TopMonth=SpotifyData %>%
  select(-c(("track_id"),("track_album_id"),("playlist_name"),("playlist_id"),("duration_ms")))

we wanted to see if release month is effected by genre.

TopMonth=SpotifyData %>%
  select(-c(("track_id"),("track_album_id"),("playlist_name"),("playlist_id"),("duration_ms")))

TopMonth$track_album_release_date=as.Date(TopMonth$track_album_release_date)

TopMonth=TopMonth %>%
  mutate(month=month(TopMonth$track_album_release_date),year=year(TopMonth$track_album_release_date)) %>%
  select(-c("track_album_release_date"))

TopMonth =TopMonth%>%
  mutate(period = case_when(
      month == 1  ~ 'january'
    , month == 2  ~ 'february'
    , month == 3  ~ 'march'
    , month == 4  ~ 'april'
    , month == 5  ~ 'may'
    , month == 6  ~ 'june'
    , month == 7  ~ 'july'
    , month == 8  ~ 'august'
    , month == 9  ~ 'september'
    , month == 10  ~ 'october'
    , month == 11  ~ 'november'
    , month == 12  ~ 'december'))

TopMonth= TopMonth %>%
  group_by(period) %>%
  count(playlist_genre)

TopMonth = na.omit(TopMonth)

TopMonth$period = factor(TopMonth$period, levels = c('january', 'february', 'march', 'april', 'may', 'june' ,'july' ,'august', 'september', 'october', 'november' ,'december'))

library("ggplot2")
ggplot(TopMonth,aes(x=period,y=n, group = playlist_genre))+
  geom_point(aes(colour=playlist_genre))+
  geom_line(aes(colour=playlist_genre))+
  xlab("Month")+ylab("Number of songs")+
  ggtitle("Number of songs released during each month") 

From the above line chart we cannot conclude there is any correctional between genre and release date.

Are tracks with speech/words more popular than instrumental? to test this we got the median popularity for with a high speechiness and songs with high instrumentalness

SpotifyData %>% filter(speechiness > .80)  %>% pull(track_popularity) %>% median()
## [1] 54.5
SpotifyData %>% filter(instrumentalness  > .80)  %>% pull(track_popularity) %>% median()
## [1] 36

Distribution of loudness across genres

ggplot(data = SpotifyData, mapping = aes(x = playlist_genre, y=loudness, fill=playlist_genre, alpha=0.05)) +
  geom_boxplot()+
  theme_bw()+
  theme(legend.position = "none")+
  labs(x = "Playlist Genres",
       y = "loudness",
       title = "Distribution of loudness by using boxpplot")

which genre is the most popular?

ggplot(SpotifyData, aes(x = track_popularity, ..density.., color = playlist_genre)) + 
  geom_freqpoly() +
  coord_cartesian(ylim = c(0, 500)) + 
  coord_cartesian(xlim = c(20, 120)) + 
  NULL
## Coordinate system already present.

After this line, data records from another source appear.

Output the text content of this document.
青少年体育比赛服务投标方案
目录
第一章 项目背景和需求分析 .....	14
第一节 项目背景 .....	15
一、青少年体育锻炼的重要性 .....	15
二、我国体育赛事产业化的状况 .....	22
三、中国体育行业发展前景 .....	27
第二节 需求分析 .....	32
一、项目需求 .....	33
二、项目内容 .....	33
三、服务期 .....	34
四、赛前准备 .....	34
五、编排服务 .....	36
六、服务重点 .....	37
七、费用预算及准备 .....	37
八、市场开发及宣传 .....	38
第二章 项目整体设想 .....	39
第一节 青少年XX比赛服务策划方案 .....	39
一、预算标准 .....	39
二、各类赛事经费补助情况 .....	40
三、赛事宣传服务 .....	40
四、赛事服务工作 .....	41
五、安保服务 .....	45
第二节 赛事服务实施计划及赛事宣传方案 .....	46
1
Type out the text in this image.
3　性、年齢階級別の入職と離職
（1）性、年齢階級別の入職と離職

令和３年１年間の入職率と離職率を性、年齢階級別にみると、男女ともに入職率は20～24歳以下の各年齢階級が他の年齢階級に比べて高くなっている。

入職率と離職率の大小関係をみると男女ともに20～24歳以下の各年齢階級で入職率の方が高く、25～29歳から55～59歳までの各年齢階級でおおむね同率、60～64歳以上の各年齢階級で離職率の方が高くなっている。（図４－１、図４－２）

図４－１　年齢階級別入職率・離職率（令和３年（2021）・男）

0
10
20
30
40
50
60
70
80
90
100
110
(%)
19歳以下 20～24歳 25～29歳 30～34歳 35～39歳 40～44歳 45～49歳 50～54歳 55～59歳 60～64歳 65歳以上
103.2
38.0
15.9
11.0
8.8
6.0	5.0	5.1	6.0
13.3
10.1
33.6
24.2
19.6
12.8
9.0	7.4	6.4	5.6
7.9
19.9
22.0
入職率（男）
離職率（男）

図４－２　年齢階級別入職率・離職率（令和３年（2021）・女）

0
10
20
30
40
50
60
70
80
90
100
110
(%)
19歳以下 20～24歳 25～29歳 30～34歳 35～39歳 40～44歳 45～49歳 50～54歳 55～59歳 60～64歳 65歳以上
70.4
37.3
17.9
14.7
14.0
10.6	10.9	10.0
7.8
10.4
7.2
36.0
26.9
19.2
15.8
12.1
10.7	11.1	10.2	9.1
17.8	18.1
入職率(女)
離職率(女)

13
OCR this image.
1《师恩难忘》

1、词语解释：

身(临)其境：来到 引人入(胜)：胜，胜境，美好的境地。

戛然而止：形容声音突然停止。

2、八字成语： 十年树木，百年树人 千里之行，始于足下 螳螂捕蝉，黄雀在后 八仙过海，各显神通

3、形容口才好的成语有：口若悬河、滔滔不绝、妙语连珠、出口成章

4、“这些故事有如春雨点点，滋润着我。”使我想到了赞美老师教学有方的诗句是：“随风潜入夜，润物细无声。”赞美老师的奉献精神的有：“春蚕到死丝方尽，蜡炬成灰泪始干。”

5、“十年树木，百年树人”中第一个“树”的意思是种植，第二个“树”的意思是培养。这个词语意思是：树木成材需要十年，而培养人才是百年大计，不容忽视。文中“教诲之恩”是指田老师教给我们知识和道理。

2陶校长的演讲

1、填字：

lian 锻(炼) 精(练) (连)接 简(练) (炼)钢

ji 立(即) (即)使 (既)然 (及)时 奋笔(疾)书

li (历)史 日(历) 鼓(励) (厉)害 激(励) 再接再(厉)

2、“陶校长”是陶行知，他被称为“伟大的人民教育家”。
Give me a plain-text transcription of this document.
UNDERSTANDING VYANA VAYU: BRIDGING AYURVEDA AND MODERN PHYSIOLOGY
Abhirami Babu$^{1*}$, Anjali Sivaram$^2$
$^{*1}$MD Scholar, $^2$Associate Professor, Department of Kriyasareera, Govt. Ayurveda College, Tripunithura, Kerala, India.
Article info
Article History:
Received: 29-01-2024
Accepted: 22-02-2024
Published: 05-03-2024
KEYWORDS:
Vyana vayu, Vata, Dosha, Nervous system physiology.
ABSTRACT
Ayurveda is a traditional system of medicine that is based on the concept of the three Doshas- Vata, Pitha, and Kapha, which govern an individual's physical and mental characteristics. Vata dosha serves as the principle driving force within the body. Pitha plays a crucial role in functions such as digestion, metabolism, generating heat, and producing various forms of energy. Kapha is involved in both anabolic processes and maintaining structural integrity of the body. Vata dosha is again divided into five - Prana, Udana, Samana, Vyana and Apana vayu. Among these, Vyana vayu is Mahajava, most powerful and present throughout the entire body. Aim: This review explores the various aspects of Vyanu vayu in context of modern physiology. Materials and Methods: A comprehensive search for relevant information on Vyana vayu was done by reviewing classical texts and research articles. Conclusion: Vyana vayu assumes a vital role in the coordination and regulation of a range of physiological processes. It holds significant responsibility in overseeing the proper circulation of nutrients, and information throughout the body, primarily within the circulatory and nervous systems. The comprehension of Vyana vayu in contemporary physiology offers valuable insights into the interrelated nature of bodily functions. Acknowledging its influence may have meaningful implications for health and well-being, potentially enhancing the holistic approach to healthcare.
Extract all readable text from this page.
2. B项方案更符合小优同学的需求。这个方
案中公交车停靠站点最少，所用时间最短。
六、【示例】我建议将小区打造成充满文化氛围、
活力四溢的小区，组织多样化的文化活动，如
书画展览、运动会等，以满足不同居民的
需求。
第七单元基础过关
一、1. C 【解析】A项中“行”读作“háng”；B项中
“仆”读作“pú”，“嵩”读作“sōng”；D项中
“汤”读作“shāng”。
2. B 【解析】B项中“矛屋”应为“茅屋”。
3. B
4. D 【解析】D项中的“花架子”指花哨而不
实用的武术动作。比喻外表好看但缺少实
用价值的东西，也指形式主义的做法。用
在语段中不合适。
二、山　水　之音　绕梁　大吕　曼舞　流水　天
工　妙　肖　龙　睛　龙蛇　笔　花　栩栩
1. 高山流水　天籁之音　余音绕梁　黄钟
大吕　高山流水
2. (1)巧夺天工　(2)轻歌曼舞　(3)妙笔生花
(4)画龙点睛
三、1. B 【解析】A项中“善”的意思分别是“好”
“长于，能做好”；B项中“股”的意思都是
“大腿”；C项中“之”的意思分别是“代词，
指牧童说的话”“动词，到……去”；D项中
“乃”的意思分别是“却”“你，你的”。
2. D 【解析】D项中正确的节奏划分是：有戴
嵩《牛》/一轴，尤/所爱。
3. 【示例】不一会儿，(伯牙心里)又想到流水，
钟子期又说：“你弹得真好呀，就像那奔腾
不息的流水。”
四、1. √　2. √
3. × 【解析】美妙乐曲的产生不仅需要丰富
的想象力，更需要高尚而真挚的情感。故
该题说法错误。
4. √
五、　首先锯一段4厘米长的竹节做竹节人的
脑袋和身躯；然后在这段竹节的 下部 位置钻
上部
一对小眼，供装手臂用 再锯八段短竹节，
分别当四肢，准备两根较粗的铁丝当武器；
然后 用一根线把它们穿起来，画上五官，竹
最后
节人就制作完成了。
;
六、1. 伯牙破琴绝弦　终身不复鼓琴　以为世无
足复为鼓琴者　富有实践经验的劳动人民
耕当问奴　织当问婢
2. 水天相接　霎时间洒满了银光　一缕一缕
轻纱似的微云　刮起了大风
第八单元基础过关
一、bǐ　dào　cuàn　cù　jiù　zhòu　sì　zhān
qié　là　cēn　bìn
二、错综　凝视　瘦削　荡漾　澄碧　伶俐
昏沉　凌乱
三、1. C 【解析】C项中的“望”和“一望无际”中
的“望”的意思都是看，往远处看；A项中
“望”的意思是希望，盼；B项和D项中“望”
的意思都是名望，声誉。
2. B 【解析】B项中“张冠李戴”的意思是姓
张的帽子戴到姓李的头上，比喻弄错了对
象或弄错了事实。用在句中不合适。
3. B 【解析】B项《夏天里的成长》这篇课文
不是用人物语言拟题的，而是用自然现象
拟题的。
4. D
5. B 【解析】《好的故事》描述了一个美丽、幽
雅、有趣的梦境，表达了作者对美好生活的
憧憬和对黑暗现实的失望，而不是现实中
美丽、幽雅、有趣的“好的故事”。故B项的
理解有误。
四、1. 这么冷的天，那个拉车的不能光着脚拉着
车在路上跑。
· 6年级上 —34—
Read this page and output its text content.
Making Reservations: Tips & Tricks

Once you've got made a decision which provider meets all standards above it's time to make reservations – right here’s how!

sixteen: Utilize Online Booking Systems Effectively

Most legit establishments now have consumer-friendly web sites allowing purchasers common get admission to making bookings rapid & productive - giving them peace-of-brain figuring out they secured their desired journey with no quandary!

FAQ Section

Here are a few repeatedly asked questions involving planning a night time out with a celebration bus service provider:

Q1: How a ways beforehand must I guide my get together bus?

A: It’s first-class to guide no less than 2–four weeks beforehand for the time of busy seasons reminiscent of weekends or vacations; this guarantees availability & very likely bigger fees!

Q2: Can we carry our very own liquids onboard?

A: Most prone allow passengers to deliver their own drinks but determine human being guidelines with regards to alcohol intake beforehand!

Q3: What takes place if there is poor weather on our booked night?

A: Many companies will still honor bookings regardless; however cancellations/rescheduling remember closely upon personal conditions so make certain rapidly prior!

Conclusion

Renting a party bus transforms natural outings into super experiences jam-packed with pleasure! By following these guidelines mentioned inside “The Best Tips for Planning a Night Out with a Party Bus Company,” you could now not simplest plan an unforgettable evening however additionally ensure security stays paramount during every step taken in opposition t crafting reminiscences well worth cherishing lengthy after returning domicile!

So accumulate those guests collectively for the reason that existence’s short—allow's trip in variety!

Adding new coordinate system, which will replace the existing one.
## `stat_bin()` using `bins = 30`. Pick better value with `binwidth`.

# rock genre has very interesting popularity distribution (right-hand tail)
SpotifyData %>% 
  filter(playlist_genre == "rock") %>% 
  filter(track_popularity > 5) %>% 
  
  ggplot(aes(track_popularity)) +
  geom_histogram()
## `stat_bin()` using `bins = 30`. Pick better value with `binwidth`.

# compared to pop genre

SpotifyData %>% 
  filter(playlist_genre == "pop") %>% 
  filter(track_popularity > 5) %>% 
  
  ggplot(aes(track_popularity)) +
  geom_histogram()
## `stat_bin()` using `bins = 30`. Pick better value with `binwidth`.

what key is played the most

ggplot(SpotifyData) + geom_bar(ggplot2::aes( key),width = 0.3) +
  labs(x = "keys")